Dienstag, 24. März 2009
Der BÖLW ist eine gute Infoquelle über den Fortgang der Zustände im Gentechnik-Bereich. Letzte Woche veröffentlichte der BÖLW einen Schadensbericht zur Gentechnik, in dem klar gelegt wurde, dass Agro-Gentechnik mehr Kosten als Nutzen verursacht.
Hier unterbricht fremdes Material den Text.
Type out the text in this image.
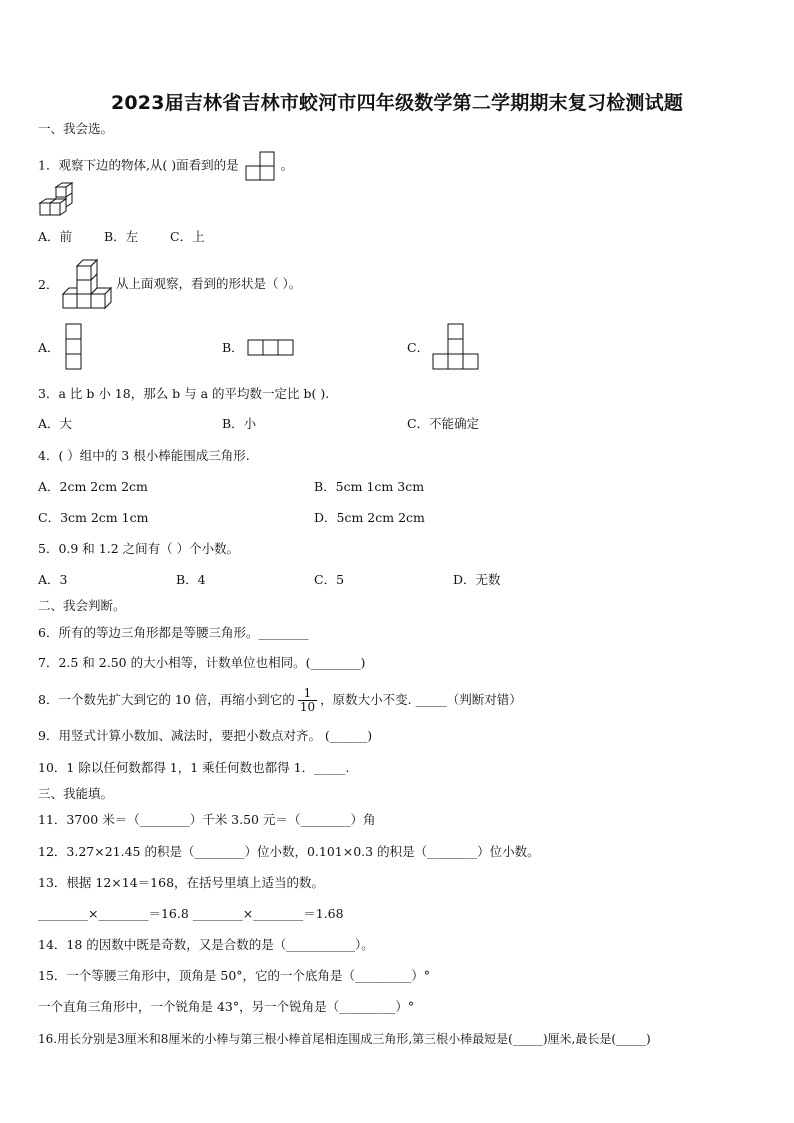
2023届吉林省吉林市蛟河市四年级数学第二学期期末复习检测试题
一、我会选。
1．观察下边的物体,从( )面看到的是	。
A．前	B．左	C．上
2．	从上面观察，看到的形状是（ ）。
A．	B．	C．
3．a 比 b 小 18，那么 b 与 a 的平均数一定比 b( ).
A．大	B．小	C．不能确定
4．( ）组中的 3 根小棒能围成三角形.
A．2cm 2cm 2cm	B．5cm 1cm 3cm
C．3cm 2cm 1cm	D．5cm 2cm 2cm
5．0.9 和 1.2 之间有（ ）个小数。
A．3	B．4	C．5	D．无数
二、我会判断。
6．所有的等边三角形都是等腰三角形。________
7．2.5 和 2.50 的大小相等，计数单位也相同。(________)
8．一个数先扩大到它的 10 倍，再缩小到它的 $\frac{1}{10}$ ，原数大小不变. _____（判断对错）
9．用竖式计算小数加、减法时，要把小数点对齐。 (______)
10．1 除以任何数都得 1，1 乘任何数也都得 1．_____.
三、我能填。
11．3700 米＝（________）千米 3.50 元＝（________）角
12．3.27×21.45 的积是（________）位小数，0.101×0.3 的积是（________）位小数。
13．根据 12×14＝168，在括号里填上适当的数。
________×________＝16.8 ________×________＝1.68
14．18 的因数中既是奇数，又是合数的是（___________）。
15．一个等腰三角形中，顶角是 50°，它的一个底角是（_________）°
一个直角三角形中，一个锐角是 43°，另一个锐角是（_________）°
16.用长分别是3厘米和8厘米的小棒与第三根小棒首尾相连围成三角形,第三根小棒最短是(_____)厘米,最长是(_____)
Hier ein Auszug aus der PM: "Berlin, 20.03.2009 - Der in Berlin vom Bund Ökologische Lebensmittelwirtschaft (BÖLW) vorgestellte Gentechnik-Schadensbericht zeigt, dass die Nutzung der Agro-Gentechnik keinen gesamtwirtschaftlichen Nutzen bringt. Vielmehr verursacht der Einsatz gentechnisch veränderter Pflanzen extrem hohe Kosten in der gesamten Lebensmittelkette. Sie entstehen durch stark steigende Saatgutpreise sowie erforderliche Maßnahmen zur Vermeidung drohender Resistenzen, der Trennung der Warenströme und Analysen. Dazu kommen Schäden in Höhe von einigen Milliarden US Dollar, die bei Mais und Reis durch Kontaminationen mit nicht zugelassenen Gen-Konstrukten verursacht wurden. Die allenfalls geringen Kostenvorteile beim Anbau der Gen-Saaten rechnen sich auch in der Landwirtschaft nur kurzfristig. Klare Gewinner des Einsatzes von genmanipulierten Saaten sind eine Handvoll Konzerne, allen voran Monsanto, die sich mit Patenten auf Saatgut hohe Gewinne sichern."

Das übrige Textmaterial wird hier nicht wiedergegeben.